Escondidos em suas casas ou refugiados nas florestas, os membros das Cristandades Crioulas Lusófonas celebravam como podiam os actos de culto. Sem padres e sem igrejas, organizaram-se em irmandades clandestinas que, ao fim de décadas, produziram fenómenos de cristalização cultural, de natureza religiosa - e linguística – que impediriam, por séculos, a sua plena integração nas paróquias católicas criadas posteriormente. Tais irmandades permaneceram até aos nossos dias e conservam determinadas prerrogativas que limitam a autoridade dos párocos, o que é visível em algumas celebrações onde os padres se limitam à Eucaristia e à Confissão dos fiéis porque, em tudo o mais, quem manda é a Irmandade. 

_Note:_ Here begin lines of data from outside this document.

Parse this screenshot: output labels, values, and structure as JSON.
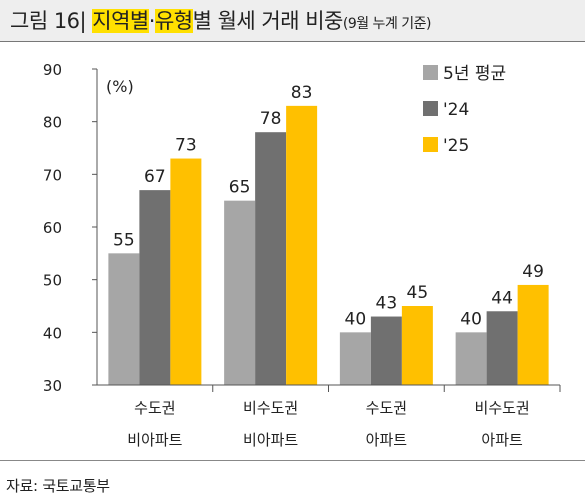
{
  "title": {
    "prefix": "그림 16| ",
    "hl1": "지역별",
    "mid": "·",
    "hl2": "유형",
    "suffix": "별 월세 거래 비중",
    "sub": "(9월 누계 기준)"
  },
  "source": "자료: 국토교통부",
  "chart_data": {
    "type": "bar",
    "unit": "(%)",
    "categories": [
      [
        "수도권",
        "비아파트"
      ],
      [
        "비수도권",
        "비아파트"
      ],
      [
        "수도권",
        "아파트"
      ],
      [
        "비수도권",
        "아파트"
      ]
    ],
    "series": [
      {
        "name": "5년 평균",
        "color": "#a6a6a6",
        "values": [
          55,
          65,
          40,
          40
        ]
      },
      {
        "name": "'24",
        "color": "#707070",
        "values": [
          67,
          78,
          43,
          44
        ]
      },
      {
        "name": "'25",
        "color": "#ffc000",
        "values": [
          73,
          83,
          45,
          49
        ]
      }
    ],
    "ylim": [
      30,
      90
    ],
    "yticks": [
      30,
      40,
      50,
      60,
      70,
      80,
      90
    ],
    "legend": "top-right",
    "grid": false
  }
}
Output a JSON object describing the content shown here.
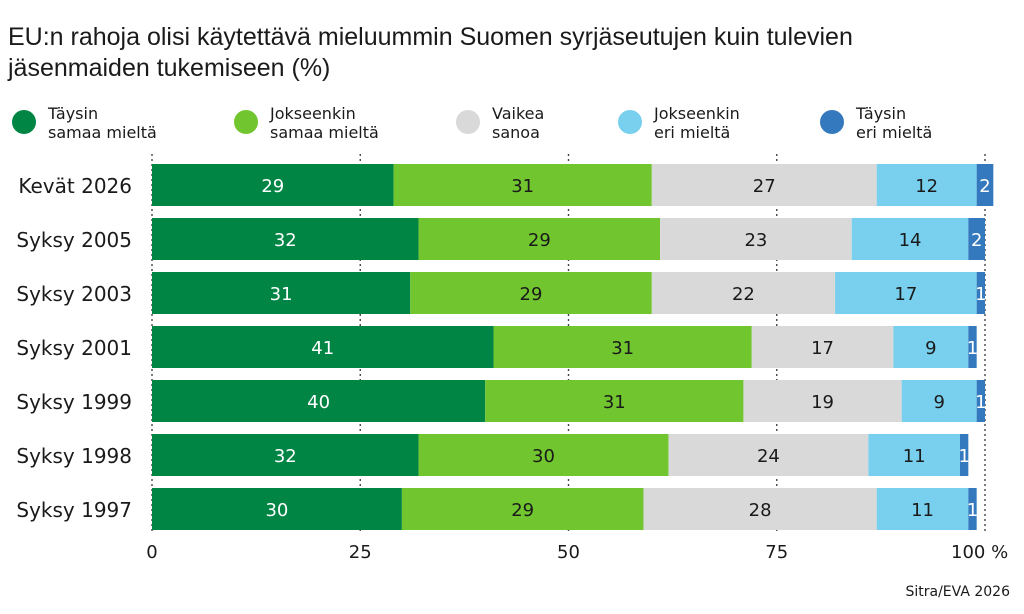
{
  "title_line1": "EU:n rahoja olisi käytettävä mieluummin Suomen syrjäseutujen kuin tulevien",
  "title_line2": "jäsenmaiden tukemiseen (%)",
  "source": "Sitra/EVA 2026",
  "chart_data": {
    "type": "bar",
    "orientation": "horizontal",
    "stacked": true,
    "title": "EU:n rahoja olisi käytettävä mieluummin Suomen syrjäseutujen kuin tulevien jäsenmaiden tukemiseen (%)",
    "categories": [
      "Kevät 2026",
      "Syksy 2005",
      "Syksy 2003",
      "Syksy 2001",
      "Syksy 1999",
      "Syksy 1998",
      "Syksy 1997"
    ],
    "series": [
      {
        "name": "Täysin\nsamaa mieltä",
        "color": "#008545",
        "label_color": "#ffffff",
        "values": [
          29,
          32,
          31,
          41,
          40,
          32,
          30
        ]
      },
      {
        "name": "Jokseenkin\nsamaa mieltä",
        "color": "#71c52f",
        "label_color": "#1a1a1a",
        "values": [
          31,
          29,
          29,
          31,
          31,
          30,
          29
        ]
      },
      {
        "name": "Vaikea\nsanoa",
        "color": "#d9d9d9",
        "label_color": "#1a1a1a",
        "values": [
          27,
          23,
          22,
          17,
          19,
          24,
          28
        ]
      },
      {
        "name": "Jokseenkin\neri mieltä",
        "color": "#78d0ee",
        "label_color": "#1a1a1a",
        "values": [
          12,
          14,
          17,
          9,
          9,
          11,
          11
        ]
      },
      {
        "name": "Täysin\neri mieltä",
        "color": "#3478bd",
        "label_color": "#ffffff",
        "values": [
          2,
          2,
          1,
          1,
          1,
          1,
          1
        ]
      }
    ],
    "xlim": [
      0,
      100
    ],
    "xticks": [
      0,
      25,
      50,
      75,
      100
    ],
    "xtick_labels": [
      "0",
      "25",
      "50",
      "75",
      "100 %"
    ],
    "grid": true,
    "legend_position": "top"
  }
}
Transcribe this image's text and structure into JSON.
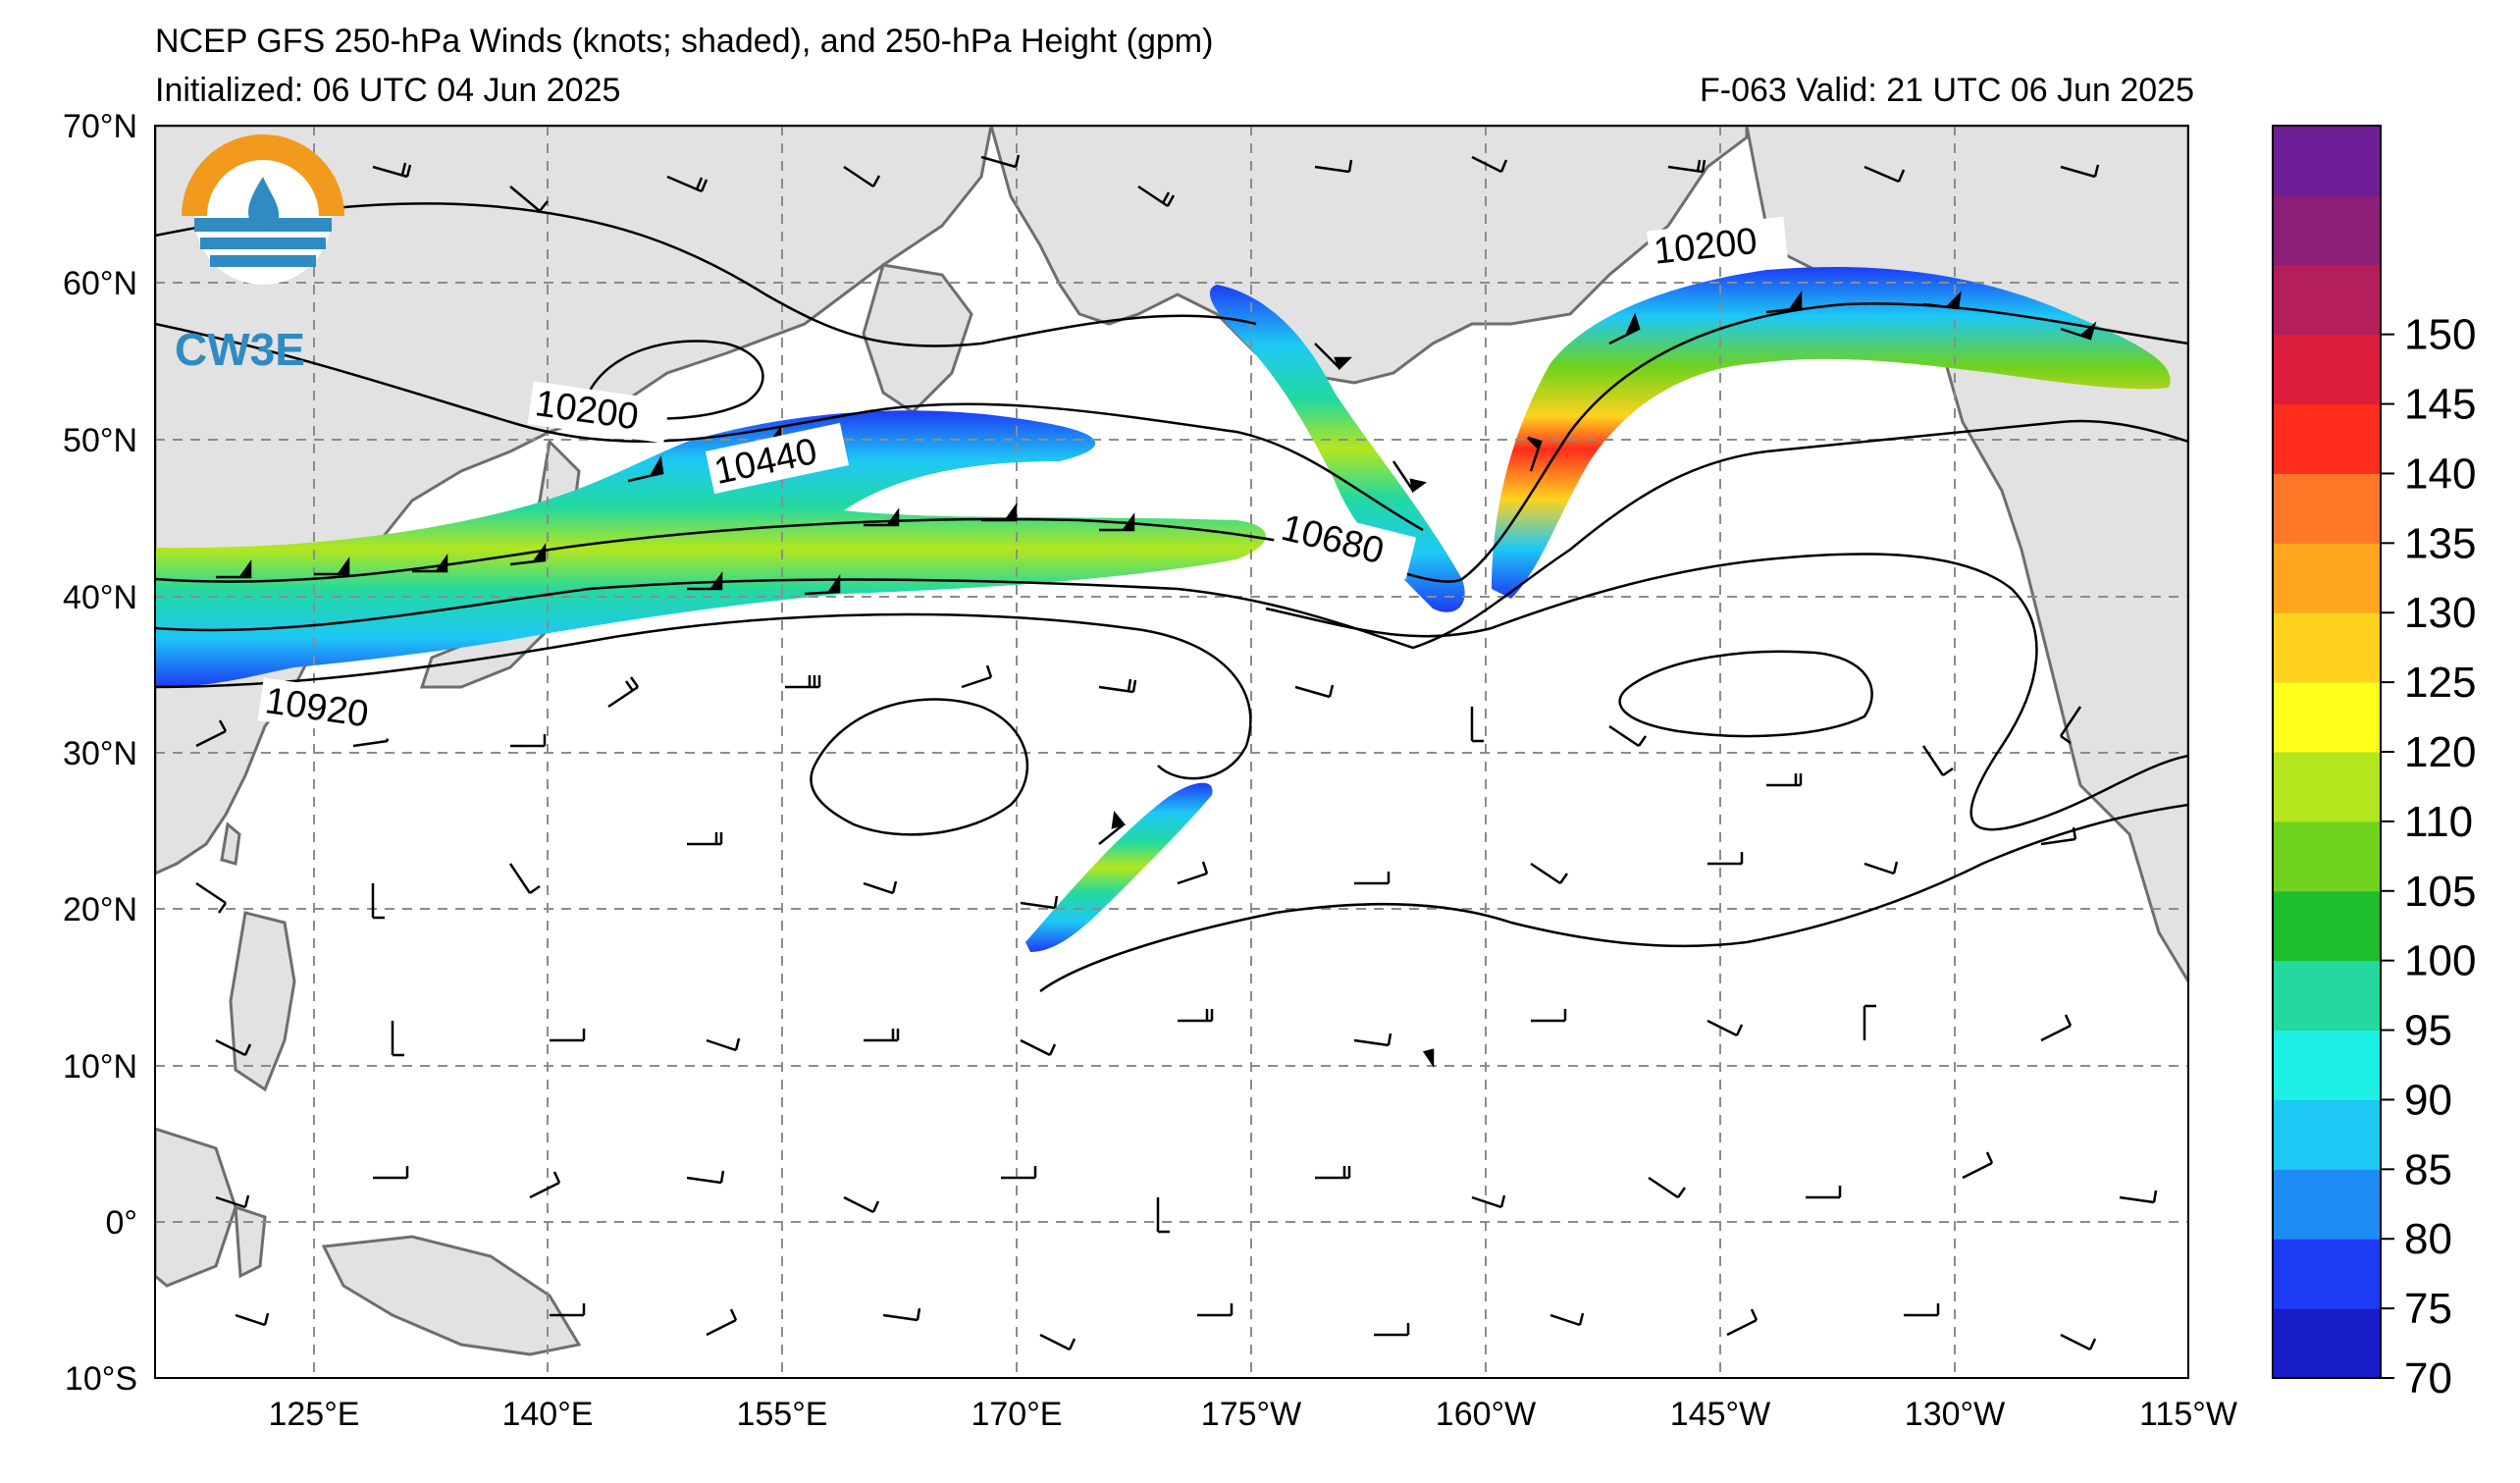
{
  "header": {
    "title": "NCEP GFS 250-hPa Winds (knots; shaded), and 250-hPa Height (gpm)",
    "initialized": "Initialized: 06 UTC 04 Jun 2025",
    "valid": "F-063  Valid: 21 UTC 06 Jun 2025"
  },
  "logo": {
    "text": "CW3E"
  },
  "axes": {
    "lat_labels": [
      "70°N",
      "60°N",
      "50°N",
      "40°N",
      "30°N",
      "20°N",
      "10°N",
      "0°",
      "10°S"
    ],
    "lon_labels": [
      "125°E",
      "140°E",
      "155°E",
      "170°E",
      "175°W",
      "160°W",
      "145°W",
      "130°W",
      "115°W"
    ]
  },
  "contour_labels": [
    "10200",
    "10440",
    "10680",
    "10920",
    "10200"
  ],
  "colorbar": {
    "labels": [
      "70",
      "75",
      "80",
      "85",
      "90",
      "95",
      "100",
      "105",
      "110",
      "120",
      "125",
      "130",
      "135",
      "140",
      "145",
      "150"
    ],
    "colors": [
      "#1a1ec8",
      "#1e3cf5",
      "#1e8cf5",
      "#1ec8f5",
      "#1ef0e6",
      "#23d9a0",
      "#1ebe2d",
      "#6ed21e",
      "#b4e61e",
      "#ffff1e",
      "#ffd21e",
      "#ffa51e",
      "#ff7828",
      "#ff2d1e",
      "#dc1e3c",
      "#b41e5a",
      "#8c1e78",
      "#6e1e96"
    ]
  },
  "colors": {
    "land": "#e2e2e2",
    "coast": "#6e6e6e",
    "grid": "#8c8c8c"
  }
}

À medida que a dominação holandesa foi sendo substituída pela inglesa, as Comunidades Crioulas Lusófonas do Oriente foram ficando menos oprimidas e, em alguns casos, foram as próprias autoridades coloniais britânicas a tomar a iniciativa de lhes facultar padres portugueses.

Perdida a confiança que a Santa Sé depositara desde o Século XV em Sua Majestade Fidelíssima o Rei de Portugal, após o corte das relações diplomáticas por iniciativa do Governo liberal em 1833 e a extinção das ordens religiosas por decreto de 31 de Maio de 1834, o Padroado Português do Oriente sofreu um golpe mortal. Na Índia, no Ceilão - hoje Sri-Lanka -, no Sudeste Asiático, na China e na Oceania. Permanecendo - os que podiam - nas suas missões, os missionários do Padroado não seriam substituídos pelos seus confrades. O clero secular de Goa, numeroso e bem preparado, acorria em socorro das Cristandades Crioulas Lusófonas do Oriente que iam ficando sem religiosos. Quase sempre em vão. Os missionários da Propaganda Fidae e das Missions Étrangères de Paris já as ocupavam e os respectivos vigários apostólicos impediam-lhes o exercício do seu múnus. A expansão missionária francesa no Oriente começara ainda no século XVII.

As Cristandades Crioulas Lusófonas do Oriente, gente simples e temente a Deus, mantidas na ignorância dos conflitos entre Portugal e a Santa Sé, lutaram anos sem fim contra as novas autoridades eclesiásticas com quem conflituavam abertamente e às quais consideravam estrangeiras. Durante décadas pagaram por isso o elevado preço de lhes serem recusados os sacramentos a que só esporadicamente tinham acesso quando aportava um navio com um sacerdote, ainda que espanhol. Clamaram sempre pelo envio de clero. De Portugal, de Goa ou de Macau. Em vão.

A firme identidade das Cristandades Crioulas Lusófonas do Oriente, ainda hoje, evita o casamento dos seus membros com indivídos exteriores a elas e prefere que os futuros cônjuges provenham do seu seio ou de outras cristandades, ainda que distantes. Quando assim não acontece e o casamento une um membro seu a alguém que a ela não pertence, a regra é a conversão deste à religião católica e a aprendizagem da língua crioula.

Algumas dessas comunidades desfrutam de um status ou imagem social positivo nos países onde vivem. Outras, porém, são socialmente desqualificadas e os seus membros são depreciativamente designados por “negros”, apesar da sua côr mais clara - da pele, do cabelo e dos olhos - relativamente aos naturais com outras origens étnicas. 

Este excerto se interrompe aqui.